In den letzten Jahren gab es einen rasanten Anstieg in der Verwendung von Jupyter Notebooks, s.a. Octoverse: Growth of Jupyter Notebooks, 2016-2019. Hierbei handelt es sich um eine von Mathematica inspirierte Anwendung, die Text, Visualisierung und Code in einem Dokument kombiniert. Jupyter-Notebooks werden von unseren Kunden häufig für das Prototyping und die Erforschung von Analysen und maschinellem Lernen verwendet. Wir haben jedoch auch gesehen, dass die wachsende Popularität auch dazu beigetragen hat, dass Jupyter-Notebooks in anderen Bereichen der Datenanalyse verwendet wird und zusätzliche Werkzeuge genutzt wurden, um mit ihnen auch umfangreiche Berechnungen durchzuführen.
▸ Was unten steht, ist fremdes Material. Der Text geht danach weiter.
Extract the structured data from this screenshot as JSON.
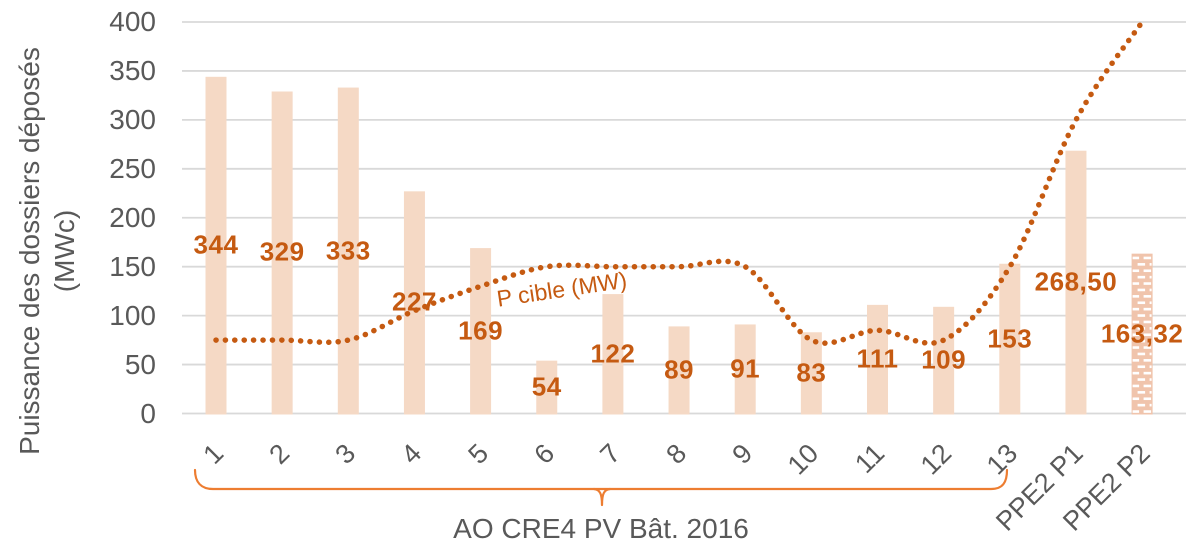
{
  "y_axis": {
    "title_line1": "Puissance des dossiers déposés",
    "title_line2": "(MWc)",
    "tick_labels": [
      "0",
      "50",
      "100",
      "150",
      "200",
      "250",
      "300",
      "350",
      "400"
    ]
  },
  "chart_data": {
    "type": "bar",
    "title": "",
    "ylabel": "Puissance des dossiers déposés (MWc)",
    "xlabel": "",
    "ylim": [
      0,
      400
    ],
    "grid_step": 50,
    "grid": "horizontal",
    "legend_position": "none",
    "categories": [
      "1",
      "2",
      "3",
      "4",
      "5",
      "6",
      "7",
      "8",
      "9",
      "10",
      "11",
      "12",
      "13",
      "PPE2 P1",
      "PPE2 P2"
    ],
    "series": [
      {
        "name": "Puissance des dossiers déposés (MWc)",
        "type": "bar",
        "values": [
          344,
          329,
          333,
          227,
          169,
          54,
          122,
          89,
          91,
          83,
          111,
          109,
          153,
          268.5,
          163.32
        ],
        "data_labels": [
          "344",
          "329",
          "333",
          "227",
          "169",
          "54",
          "122",
          "89",
          "91",
          "83",
          "111",
          "109",
          "153",
          "268,50",
          "163,32"
        ],
        "last_bar_pattern_fill": true
      },
      {
        "name": "P cible (MW)",
        "type": "smoothed_dotted_line",
        "values": [
          75,
          75,
          75,
          105,
          130,
          150,
          150,
          150,
          150,
          75,
          85,
          75,
          150,
          300,
          400
        ]
      }
    ],
    "annotations": {
      "bracket_label": "AO CRE4 PV Bât. 2016",
      "bracket_from_category": "1",
      "bracket_to_category": "13",
      "line_label": "P cible (MW)"
    }
  },
  "colors": {
    "bar_fill": "#F5D9C5",
    "bar_pattern_base": "#F0C4AC",
    "bar_pattern_dash": "#FFFFFF",
    "accent_orange": "#C55A11",
    "bracket_orange": "#ED7D31",
    "axis_text": "#595959",
    "gridline": "#D9D9D9"
  }
}
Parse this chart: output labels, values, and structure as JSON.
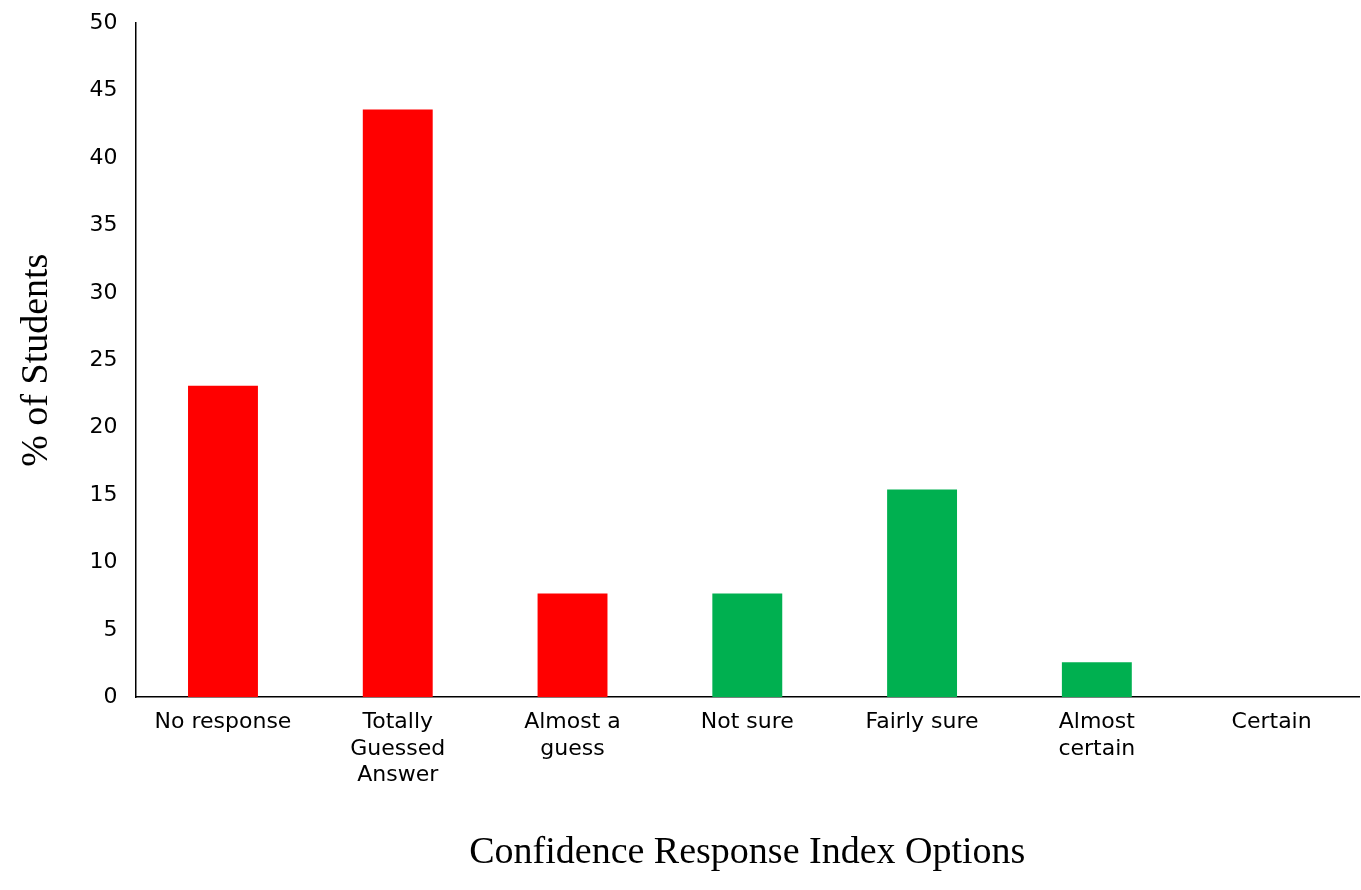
{
  "chart_data": {
    "type": "bar",
    "xlabel": "Confidence Response Index Options",
    "ylabel": "% of Students",
    "categories": [
      "No response",
      "Totally Guessed Answer",
      "Almost a guess",
      "Not sure",
      "Fairly sure",
      "Almost certain",
      "Certain"
    ],
    "values": [
      23.1,
      43.6,
      7.7,
      7.7,
      15.4,
      2.6,
      0
    ],
    "colors": [
      "#ff0000",
      "#ff0000",
      "#ff0000",
      "#00b050",
      "#00b050",
      "#00b050",
      "#00b050"
    ],
    "ylim": [
      0,
      50
    ],
    "yticks": [
      0,
      5,
      10,
      15,
      20,
      25,
      30,
      35,
      40,
      45,
      50
    ],
    "grid": false,
    "legend": false
  }
}
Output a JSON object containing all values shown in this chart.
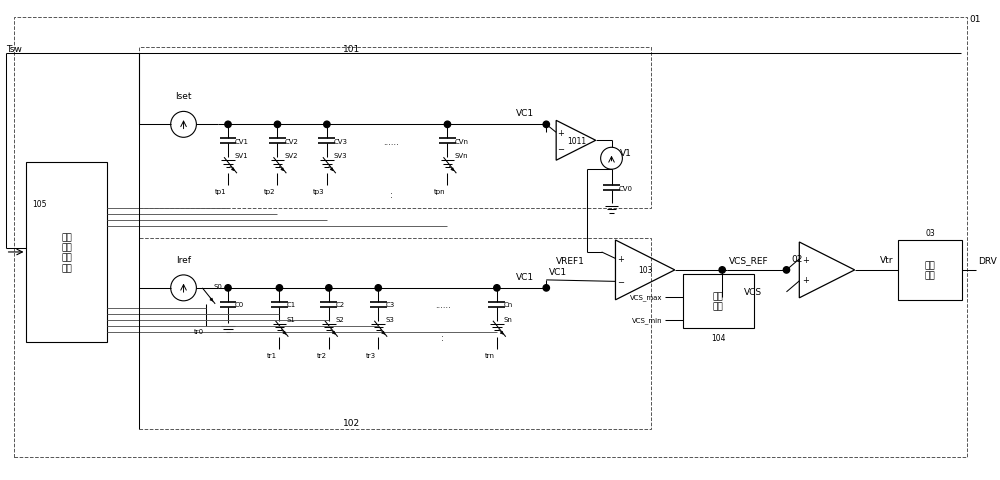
{
  "fig_width": 10.0,
  "fig_height": 4.81,
  "dpi": 100,
  "bg": "#ffffff",
  "lc": "#000000",
  "dc": "#666666",
  "fs": 6.5,
  "labels": {
    "tsw": "Tsw",
    "iset": "Iset",
    "iref": "Iref",
    "vc1": "VC1",
    "vref1": "VREF1",
    "vcs_ref": "VCS_REF",
    "vcs": "VCS",
    "vtr": "Vtr",
    "drv": "DRV",
    "cv0": "CV0",
    "cv1": "CV1",
    "cv2": "CV2",
    "cv3": "CV3",
    "cvn": "CVn",
    "c0": "C0",
    "c1": "C1",
    "c2": "C2",
    "c3": "C3",
    "cn": "Cn",
    "sv1": "SV1",
    "sv2": "SV2",
    "sv3": "SV3",
    "svn": "SVn",
    "s0": "S0",
    "s1": "S1",
    "s2": "S2",
    "s3": "S3",
    "sn": "Sn",
    "tp1": "tp1",
    "tp2": "tp2",
    "tp3": "tp3",
    "tpn": "tpn",
    "tr0": "tr0",
    "tr1": "tr1",
    "tr2": "tr2",
    "tr3": "tr3",
    "trn": "trn",
    "n01": "01",
    "n02": "02",
    "n03": "03",
    "n101": "101",
    "n102": "102",
    "n103": "103",
    "n104": "104",
    "n105": "105",
    "n1011": "1011",
    "v1": "V1",
    "vcs_max": "VCS_max",
    "vcs_min": "VCS_min",
    "box105": "开关\n信号\n产生\n电路",
    "box104": "钓位\n电路",
    "box03": "驱动\n电路"
  }
}
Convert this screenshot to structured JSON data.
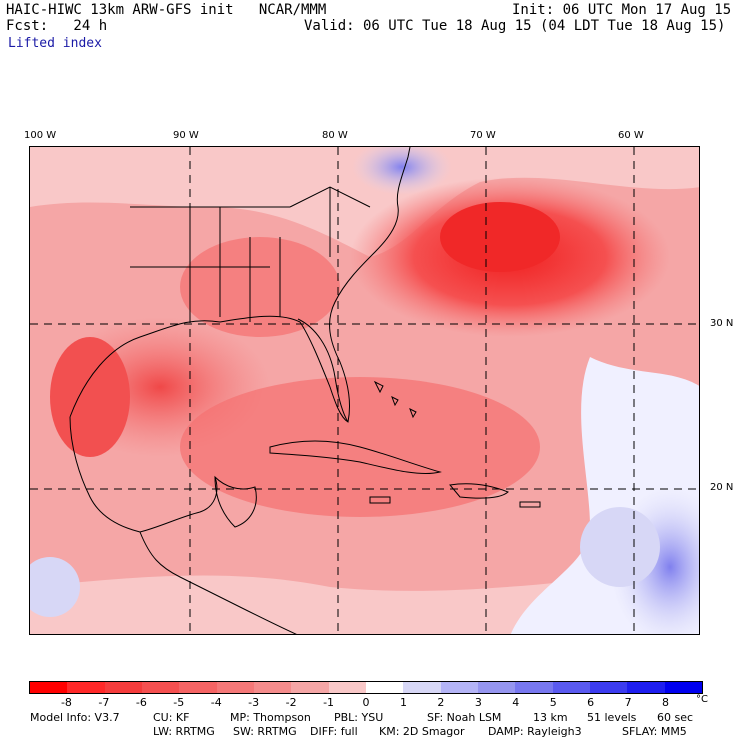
{
  "header": {
    "model_title": "HAIC-HIWC 13km ARW-GFS init   NCAR/MMM",
    "init": "Init: 06 UTC Mon 17 Aug 15",
    "forecast_label": "Fcst:   24 h",
    "valid": "Valid: 06 UTC Tue 18 Aug 15 (04 LDT Tue 18 Aug 15)",
    "field": "Lifted index"
  },
  "map": {
    "lon_labels": [
      "100 W",
      "90 W",
      "80 W",
      "70 W",
      "60 W"
    ],
    "lat_labels": [
      "30 N",
      "20 N"
    ]
  },
  "colorbar": {
    "ticks": [
      "-8",
      "-7",
      "-6",
      "-5",
      "-4",
      "-3",
      "-2",
      "-1",
      "0",
      "1",
      "2",
      "3",
      "4",
      "5",
      "6",
      "7",
      "8"
    ],
    "unit": "°C",
    "colors": [
      "#ff0000",
      "#ff2828",
      "#f53c3c",
      "#f55050",
      "#f56464",
      "#f57878",
      "#f58c8c",
      "#f5a6a6",
      "#f9c8c8",
      "#ffffff",
      "#d7d7f6",
      "#b4b4f6",
      "#9696f0",
      "#7878f0",
      "#5a5af0",
      "#3c3cf0",
      "#1e1ef0",
      "#0000f0"
    ]
  },
  "model_info": {
    "line1": [
      "Model Info: V3.7",
      "CU: KF",
      "MP: Thompson",
      "PBL: YSU",
      "SF: Noah LSM",
      "13 km",
      "51 levels",
      "60 sec"
    ],
    "line2": [
      "LW: RRTMG",
      "SW: RRTMG",
      "DIFF: full",
      "KM: 2D Smagor",
      "DAMP: Rayleigh3",
      "SFLAY: MM5"
    ]
  }
}
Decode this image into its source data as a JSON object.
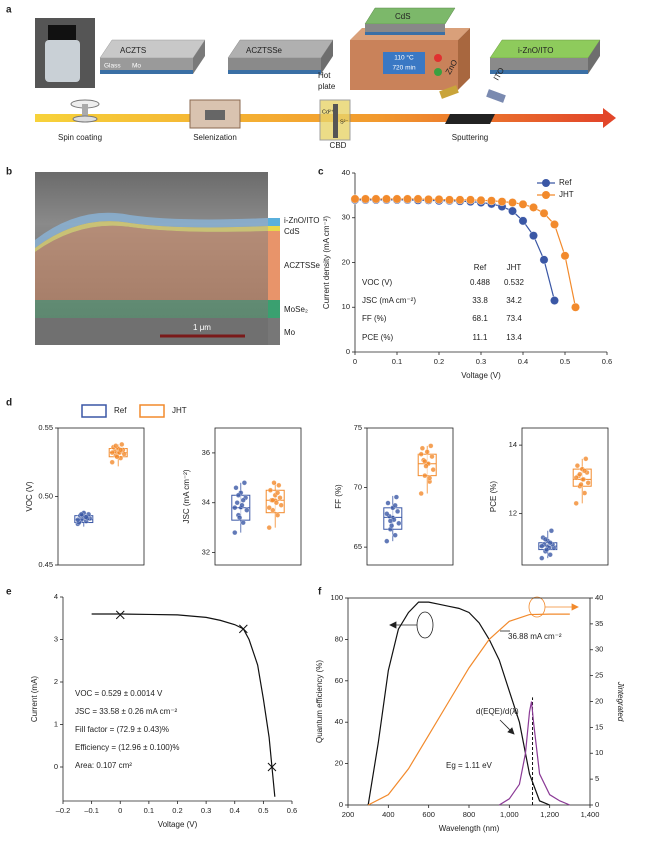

Zum Erstellen von skalierbarem, wartbarem und langlebigem Produktionscode erscheinen uns Jupyter Notebooks jedoch meist ungeeignet. Zwar lassen sich mit einigen Tricks Notebooks sinnvoll versionieren und es lassen sich auch automatisierte Tests ausführen, bei komplexeren Projekten wird die Vermischung von Code, Kommentaren und Tests jedoch zum Hindernis: Jupyter Notebooks lassen sich nur unzureichend modularisieren. Zwar können Notebooks als Module importiert werden, diese Möglichkeiten sind jedoch äußerst beschränkt: so müssen die Notebooks zunächst vollständig in den Speicher geladen und ein neues Modul erstellt werden, bevor jede Zelle in diesem ausgeführt werden kann.

In der Folge kam es zum ersten Notebook-Krieg, s. The First Notebook War, der im Wesentlichen ein Konflikt zwischen Data Scientists und Software Engineers war.

Wie können die Gräben überwunden werden?

Notebooks erfreuen sich bei Data Scientists rasch wachsender Beliebtheit und werden zum De-facto-Standard für rapid Prototyping und explorative Analysen. Vor allem Netflix hat jedoch ein umfangreiches Ökosystem von zusätzlichen Tools und Services erstellt, wie z.B. Genie und Metacat. Diese Tools vereinfachen die Komplexität und unterstützen einen breiteren Anwenderkreis von Analysten über Wissenschaftler bis hin zu Informatikern. Im Allgemeinen hängt jede dieser Rollen von verschiedenen Tools und Sprachen ab. Oberflächlich betrachtet scheinen die Workflows unterschiedlich, wenn nicht komplementär zu sein. Auf einer abstrakteren Ebene jedoch haben diese Workflows mehrere überlappende Aufgaben:

Datenexploration

tritt früh in einem Projekt auf

Dies kann das Anzeigen von Beispieldaten, die statistische Profilerstellung sowie die Datenvisualisierung umfassen

Datenaufbereitung

iterative Aufgabe

kann das Bereinigen, Standardisieren, Transformieren, Denormalisieren und Aggregieren von Daten umfassen

Datenvalidierung

wiederkehrende Aufgabe

kann das Anzeigen von Beispieldaten, das Ausführen von Abfragen zur statistischen Profilerstellung und aggregierten Analyse sowie das Visualisieren von Daten umfassen

Produkterstellung

tritt spät in einem Projekt auf

Dies kann das Bereitstellen von Code für die Produktion, Schulungsmodelle und das Planen von Workflows umfassen

Ein JupyterHub kann hier schon gute Dienste leisten um diese Aufgaben möglichst einfach und überschaubar zu gestalten. Dabei ist es skalierbar und reduziert die Anzahl der Tools erheblich.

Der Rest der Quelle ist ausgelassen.